The relatives of Colin Jones, who was committed to stand trial in the High Court for the 2009 attempted Supreme Court arson, yesterday complained bitterly that he was being treated inhumanely by prison and police personnel.

“Yesterday we received an unknown call that Colin was being taken to the hospital because he had tried to burn a mattress and had eaten a light bulb,” his sister Coleen Jones said. “When we rushed down to the prison a warden said he was not going to be taken to the hospital that he was okay. We ain’t believe; we waited and you see when he come out if you see wuh dey do wid he not even a dog puppy you would treat so. Blood and battering all over.”

Colin Jones

Numerous efforts to contact Director of the Prisons Dale Erskine for comment on the relatives’ claims proved futile.
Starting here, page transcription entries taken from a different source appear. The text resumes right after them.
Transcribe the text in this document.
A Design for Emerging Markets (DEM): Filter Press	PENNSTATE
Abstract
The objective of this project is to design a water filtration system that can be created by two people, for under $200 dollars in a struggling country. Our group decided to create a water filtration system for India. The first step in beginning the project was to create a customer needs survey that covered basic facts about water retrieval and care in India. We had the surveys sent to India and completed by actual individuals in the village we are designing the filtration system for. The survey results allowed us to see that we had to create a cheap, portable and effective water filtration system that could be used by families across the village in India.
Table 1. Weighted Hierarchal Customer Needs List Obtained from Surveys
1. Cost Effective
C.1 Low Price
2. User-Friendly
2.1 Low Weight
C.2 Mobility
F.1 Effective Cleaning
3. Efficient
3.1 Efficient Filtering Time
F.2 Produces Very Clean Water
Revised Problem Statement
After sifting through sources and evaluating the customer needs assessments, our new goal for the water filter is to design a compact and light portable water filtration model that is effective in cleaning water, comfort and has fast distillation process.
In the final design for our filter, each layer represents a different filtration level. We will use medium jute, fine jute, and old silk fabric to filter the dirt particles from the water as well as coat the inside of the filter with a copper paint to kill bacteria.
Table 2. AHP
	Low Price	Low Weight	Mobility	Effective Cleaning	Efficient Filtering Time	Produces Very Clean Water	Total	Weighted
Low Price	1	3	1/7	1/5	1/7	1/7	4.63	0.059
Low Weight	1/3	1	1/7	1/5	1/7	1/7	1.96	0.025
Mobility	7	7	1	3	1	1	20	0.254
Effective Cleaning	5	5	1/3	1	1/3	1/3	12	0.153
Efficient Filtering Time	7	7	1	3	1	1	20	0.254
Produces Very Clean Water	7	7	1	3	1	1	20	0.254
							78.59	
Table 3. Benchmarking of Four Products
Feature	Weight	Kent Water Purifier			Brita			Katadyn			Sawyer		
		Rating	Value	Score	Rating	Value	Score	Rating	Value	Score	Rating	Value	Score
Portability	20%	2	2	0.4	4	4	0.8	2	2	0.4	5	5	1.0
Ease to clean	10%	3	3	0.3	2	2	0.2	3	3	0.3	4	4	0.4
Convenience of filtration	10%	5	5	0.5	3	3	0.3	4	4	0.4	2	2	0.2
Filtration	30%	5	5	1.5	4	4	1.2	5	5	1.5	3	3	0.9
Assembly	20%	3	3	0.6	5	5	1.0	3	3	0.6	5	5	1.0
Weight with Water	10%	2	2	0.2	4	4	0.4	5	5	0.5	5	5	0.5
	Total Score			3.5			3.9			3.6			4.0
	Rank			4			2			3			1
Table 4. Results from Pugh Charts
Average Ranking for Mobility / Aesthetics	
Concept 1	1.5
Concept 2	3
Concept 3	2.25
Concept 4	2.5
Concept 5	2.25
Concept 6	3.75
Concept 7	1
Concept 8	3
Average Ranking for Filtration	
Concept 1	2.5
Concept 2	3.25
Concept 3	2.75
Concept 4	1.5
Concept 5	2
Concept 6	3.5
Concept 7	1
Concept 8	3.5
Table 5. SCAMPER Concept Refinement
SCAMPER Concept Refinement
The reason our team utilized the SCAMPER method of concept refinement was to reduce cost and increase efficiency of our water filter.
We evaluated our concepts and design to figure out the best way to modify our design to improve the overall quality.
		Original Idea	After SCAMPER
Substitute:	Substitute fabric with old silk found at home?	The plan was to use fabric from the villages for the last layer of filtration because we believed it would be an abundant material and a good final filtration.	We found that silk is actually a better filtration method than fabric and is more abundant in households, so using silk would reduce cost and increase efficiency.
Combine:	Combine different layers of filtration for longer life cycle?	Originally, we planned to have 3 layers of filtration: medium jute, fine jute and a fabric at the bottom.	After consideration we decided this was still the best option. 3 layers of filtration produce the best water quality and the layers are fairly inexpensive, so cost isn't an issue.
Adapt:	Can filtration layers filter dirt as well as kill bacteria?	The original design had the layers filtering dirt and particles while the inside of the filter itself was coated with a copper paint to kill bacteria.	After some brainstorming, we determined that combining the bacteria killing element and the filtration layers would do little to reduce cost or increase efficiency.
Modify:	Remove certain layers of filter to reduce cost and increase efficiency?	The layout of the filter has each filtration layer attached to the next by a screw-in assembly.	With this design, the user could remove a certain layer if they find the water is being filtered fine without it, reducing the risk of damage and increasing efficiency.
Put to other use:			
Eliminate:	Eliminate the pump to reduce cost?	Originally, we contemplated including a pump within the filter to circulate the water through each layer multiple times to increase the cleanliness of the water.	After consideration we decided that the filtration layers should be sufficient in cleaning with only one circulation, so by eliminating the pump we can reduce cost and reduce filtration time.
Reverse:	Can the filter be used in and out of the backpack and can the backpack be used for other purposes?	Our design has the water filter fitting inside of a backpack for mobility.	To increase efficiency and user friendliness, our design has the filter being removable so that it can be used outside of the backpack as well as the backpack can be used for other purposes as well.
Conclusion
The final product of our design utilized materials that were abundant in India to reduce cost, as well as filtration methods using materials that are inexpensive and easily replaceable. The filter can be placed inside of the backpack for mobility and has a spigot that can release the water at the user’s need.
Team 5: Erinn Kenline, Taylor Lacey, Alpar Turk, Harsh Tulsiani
A group of angry relatives visited Stabroek News demanding justice for the prisoner.

They further informed that the police were called to take Jones to the hospital and that they dealt him several blows about the body even as he lay in the back of the vehicle.

At the Georgetown Public Hospital, Jones was examined by a doctor since officials stated that it was hospital policy that a doctor could evaluate a patient’s condition with one close relative, or in the case of prisoners, two duty officers.

They said that several police officers stormed the Accident and Emergency Unit and when they were told that they could not be in the room during the examination, they simply took Jones back to the Camp Street prison.

His family is convinced that he is now of unsound mind and that he should be psychologically evaluated. “He trip out in prison, man. He ain’t too right upstairs and even though his lawyer asking for him to be evaluated nobody ain’t taking him,” his sister said.

The man holds a long criminal record. In December 2011, Jones was sentenced to eight years imprisonment and fined for cultivating marijuana, illegal gun and ammunition possession.

He was also arraigned on a series of other charges including discharging a loaded firearm, attempted murder and murder.

He is one of five men, the others being Randy Mars, Basil Morgan, Anthony Watson and Jahfar Simpson, committed to stand trial for attempted arson of the Supreme Court.

The men, in November 2009, reportedly went on what was then referred to as a “terror rampage”.

During this attack, fire was also allegedly set to the Ministry of Health and rounds discharged at the Brickdam Police Station.